Acting Deputy Spokesperson: Well, I mentioned yesterday that the Director of Penitentiary Affairs is looking into that matter. I don’t have anything further beyond what I said yesterday.
Question: It was said that the people that were taken hostage briefly were all, six of the seven were Swedish and that two of them were prison wardens. So, I tried to ask yesterday, is the UN in some way sponsoring a Swedish contingent to actually run the prisons in Haiti? What… And who were the two guests? It just seems all, at least to me, it seems murky.

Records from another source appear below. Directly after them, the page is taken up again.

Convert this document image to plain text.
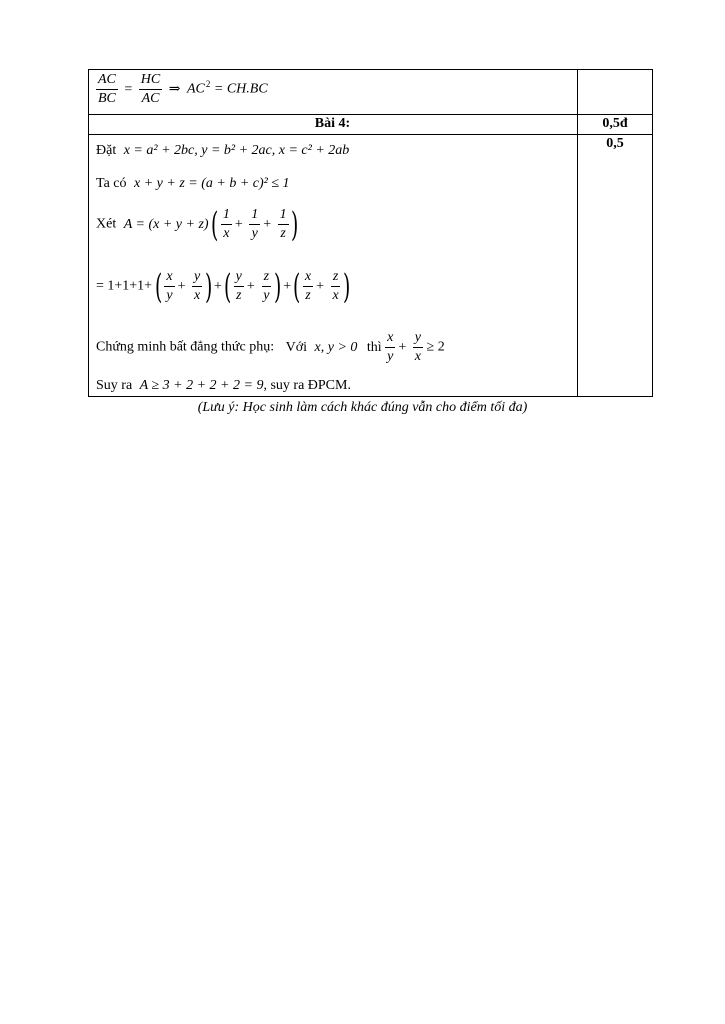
$\frac{AC}{BC} = \frac{HC}{AC}$ ⇒ $AC^2 = CH.BC$
Bài 4:	0,5đ
0,5
Đặt x = a² + 2bc, y = b² + 2ac, x = c² + 2ab
Ta có x + y + z = (a + b + c)² ≤ 1
Xét A = (x + y + z) ( $\frac{1}{x} + \frac{1}{y} + \frac{1}{z}$ )
= 1+1+1+ ( $\frac{x}{y} + \frac{y}{x}$ ) +( $\frac{y}{z} + \frac{z}{y}$ ) +( $\frac{x}{z} + \frac{z}{x}$ )
Chứng minh bất đẳng thức phụ: Với x, y > 0 thì $\frac{x}{y} + \frac{y}{x} \ge 2$
Suy ra A ≥ 3 + 2 + 2 + 2 = 9, suy ra ĐPCM.
(Lưu ý: Học sinh làm cách khác đúng vẫn cho điểm tối đa)
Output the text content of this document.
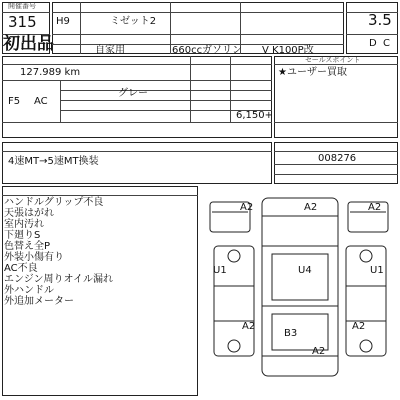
開催番号
315
初出品
H9	ミゼット2
自家用	660cc ガソリン V K100P改
3.5
D C
127.989 km
F5 AC
グレー
6,150+
セールスポイント
★ユーザー買取
4速MT→5速MT換装	008276
ハンドルグリップ不良
天張はがれ
室内汚れ
下廻りS
色替え全P
外装小傷有り
AC不良
エンジン周りオイル漏れ
外ハンドル
外追加メーター
A2	A2	A2
U1	U4	U1
A2	A2
B3
A2
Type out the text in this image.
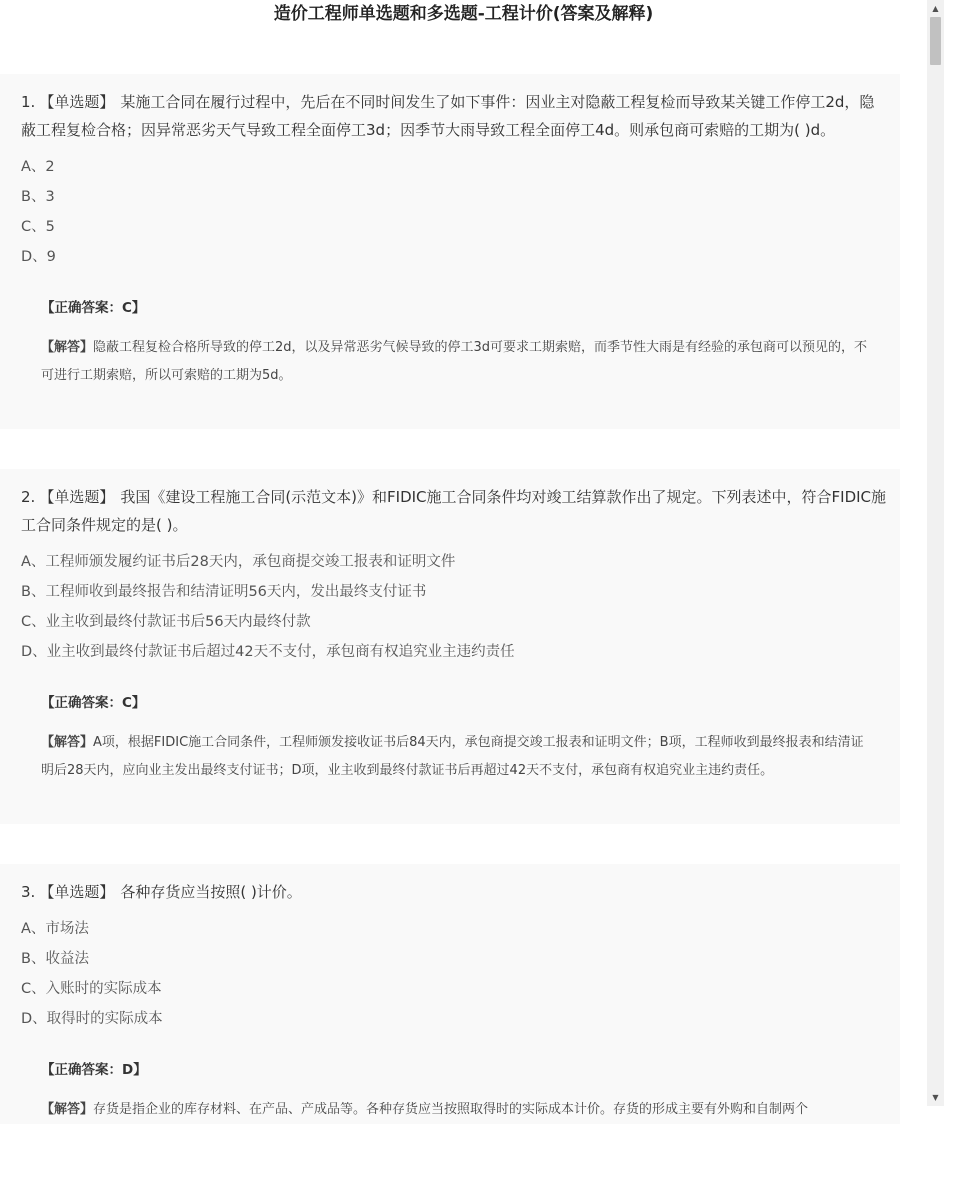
造价工程师单选题和多选题-工程计价(答案及解释)
1. 【单选题】 某施工合同在履行过程中，先后在不同时间发生了如下事件：因业主对隐蔽工程复检而导致某关键工作停工2d，隐蔽工程复检合格；因异常恶劣天气导致工程全面停工3d；因季节大雨导致工程全面停工4d。则承包商可索赔的工期为( )d。
A、2
B、3
C、5
D、9
【正确答案：C】
【解答】隐蔽工程复检合格所导致的停工2d，以及异常恶劣气候导致的停工3d可要求工期索赔，而季节性大雨是有经验的承包商可以预见的，不可进行工期索赔，所以可索赔的工期为5d。
2. 【单选题】 我国《建设工程施工合同(示范文本)》和FIDIC施工合同条件均对竣工结算款作出了规定。下列表述中，符合FIDIC施工合同条件规定的是( )。
A、工程师颁发履约证书后28天内，承包商提交竣工报表和证明文件
B、工程师收到最终报告和结清证明56天内，发出最终支付证书
C、业主收到最终付款证书后56天内最终付款
D、业主收到最终付款证书后超过42天不支付，承包商有权追究业主违约责任
【正确答案：C】
【解答】A项，根据FIDIC施工合同条件，工程师颁发接收证书后84天内，承包商提交竣工报表和证明文件；B项，工程师收到最终报表和结清证明后28天内，应向业主发出最终支付证书；D项，业主收到最终付款证书后再超过42天不支付，承包商有权追究业主违约责任。
3. 【单选题】 各种存货应当按照( )计价。
A、市场法
B、收益法
C、入账时的实际成本
D、取得时的实际成本
【正确答案：D】
【解答】存货是指企业的库存材料、在产品、产成品等。各种存货应当按照取得时的实际成本计价。存货的形成主要有外购和自制两个
▲
▼
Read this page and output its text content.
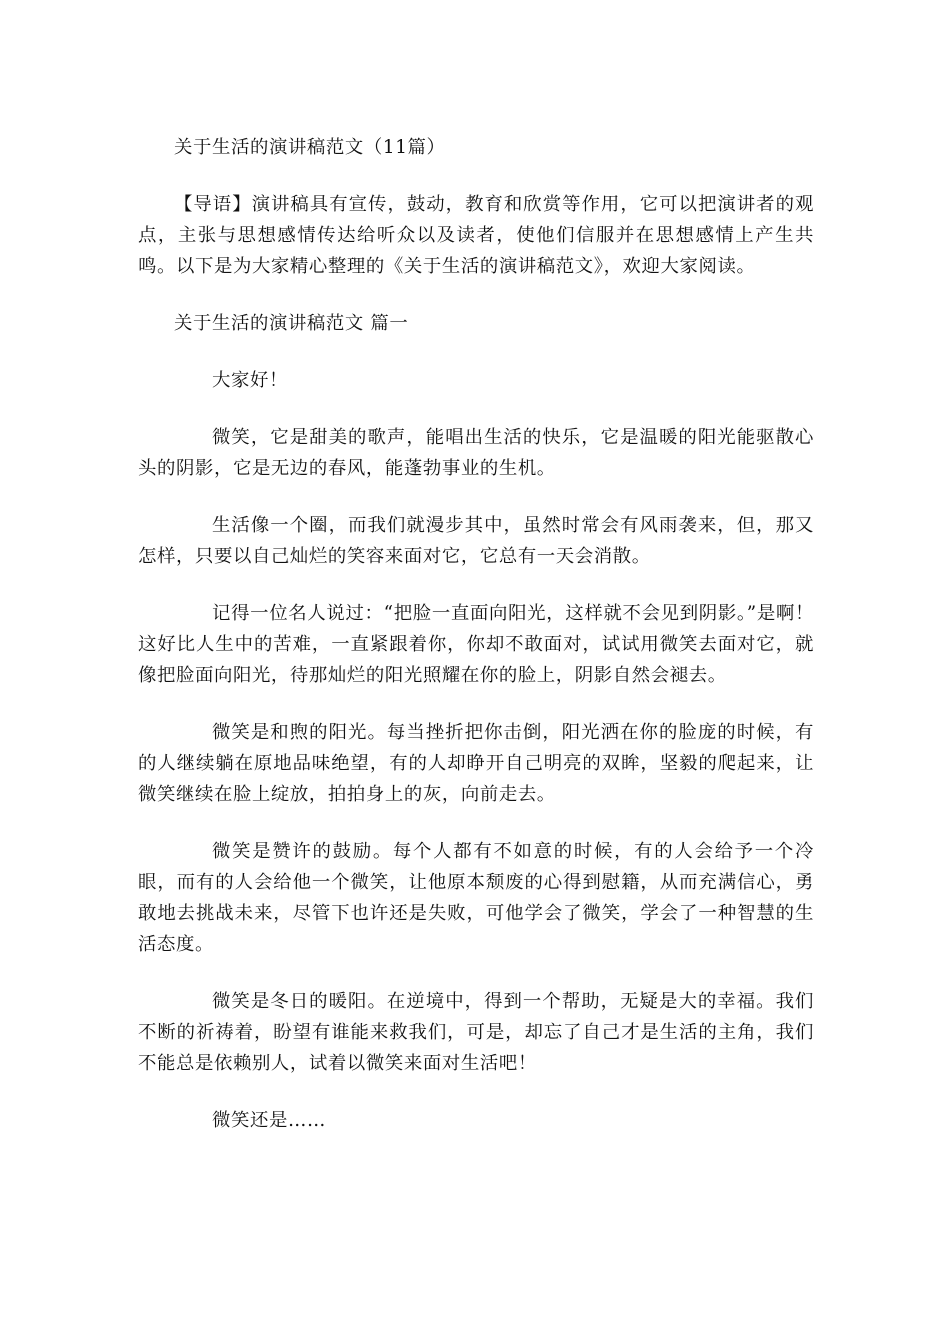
关于生活的演讲稿范文（11篇）

【导语】演讲稿具有宣传，鼓动，教育和欣赏等作用，它可以把演讲者的观点，主张与思想感情传达给听众以及读者，使他们信服并在思想感情上产生共鸣。以下是为大家精心整理的《关于生活的演讲稿范文》，欢迎大家阅读。

关于生活的演讲稿范文 篇一

大家好！

微笑，它是甜美的歌声，能唱出生活的快乐，它是温暖的阳光能驱散心头的阴影，它是无边的春风，能蓬勃事业的生机。

生活像一个圈，而我们就漫步其中，虽然时常会有风雨袭来，但，那又怎样，只要以自己灿烂的笑容来面对它，它总有一天会消散。

记得一位名人说过：“把脸一直面向阳光，这样就不会见到阴影。”是啊！这好比人生中的苦难，一直紧跟着你，你却不敢面对，试试用微笑去面对它，就像把脸面向阳光，待那灿烂的阳光照耀在你的脸上，阴影自然会褪去。

微笑是和煦的阳光。每当挫折把你击倒，阳光洒在你的脸庞的时候，有的人继续躺在原地品味绝望，有的人却睁开自己明亮的双眸，坚毅的爬起来，让微笑继续在脸上绽放，拍拍身上的灰，向前走去。

微笑是赞许的鼓励。每个人都有不如意的时候，有的人会给予一个冷眼，而有的人会给他一个微笑，让他原本颓废的心得到慰籍，从而充满信心，勇敢地去挑战未来，尽管下也许还是失败，可他学会了微笑，学会了一种智慧的生活态度。

微笑是冬日的暖阳。在逆境中，得到一个帮助，无疑是大的幸福。我们不断的祈祷着，盼望有谁能来救我们，可是，却忘了自己才是生活的主角，我们不能总是依赖别人，试着以微笑来面对生活吧！

微笑还是……
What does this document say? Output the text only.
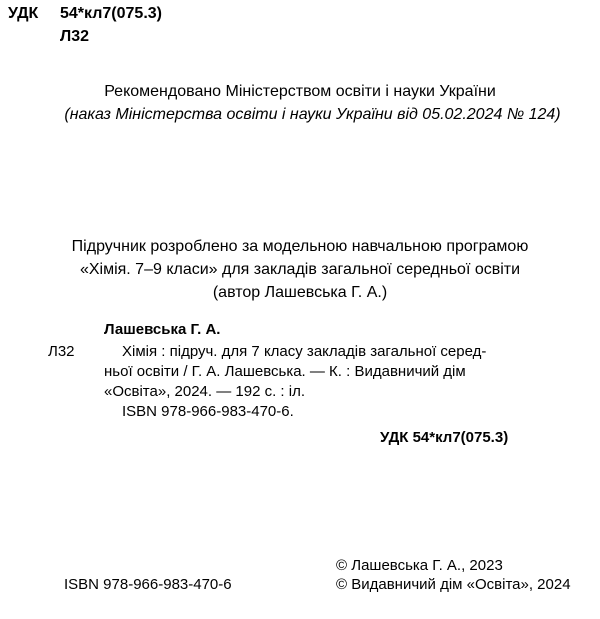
УДК 54*кл7(075.3)
Л32
Рекомендовано Міністерством освіти і науки України
(наказ Міністерства освіти і науки України від 05.02.2024 № 124)
Підручник розроблено за модельною навчальною програмою
«Хімія. 7–9 класи» для закладів загальної середньої освіти
(автор Лашевська Г. А.)
Лашевська Г. А.
Л32	Хімія : підруч. для 7 класу закладів загальної серед-
ньої освіти / Г. А. Лашевська. — К. : Видавничий дім
«Освіта», 2024. — 192 с. : іл.
ISBN 978-966-983-470-6.
УДК 54*кл7(075.3)
© Лашевська Г. А., 2023
ISBN 978-966-983-470-6	© Видавничий дім «Освіта», 2024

Acting Deputy Spokesperson: I think I gave fairly extensive details, and in terms of people involved in the incident, I wouldn’t have any further details on nationality to provide. Like I said, the UN has provided help to the Haitian authorities on a range of matters regarding the work of the Haitian National Police and for the justice system as a whole. And the work we do with the prisons is part of that.
Question: Do you have any information about the attempt on the life of the UN Special Representative in Iraq? Do you have…?
Acting Deputy Spokesperson: I can confirm that there was an incident which we believe involved an improvised explosive device with Ad Melkert’s UN convoy as it was on the road around Najaf. What I can confirm as well is that Mr. Melkert is safe, that there were no casualties among UN staff and we are checking with the Iraqi authorities about any casualties or damage that they may have suffered.
Question: And you have no idea who could be behind this.
Acting Deputy Spokesperson: No, no.
Question: But do you see it as an attack, a direct attack on the UN, intentional attack on the UN?
Acting Deputy Spokesperson: I think that would need to be investigated. This is something that has happened fairly recently. We are looking into the matter right now. Mr. Melkert was in Najaf meeting the Ayatollah [Ali al‑]Sistani, and he had actually completed that meeting prior to this road incident that happened. That’s all? Thanks.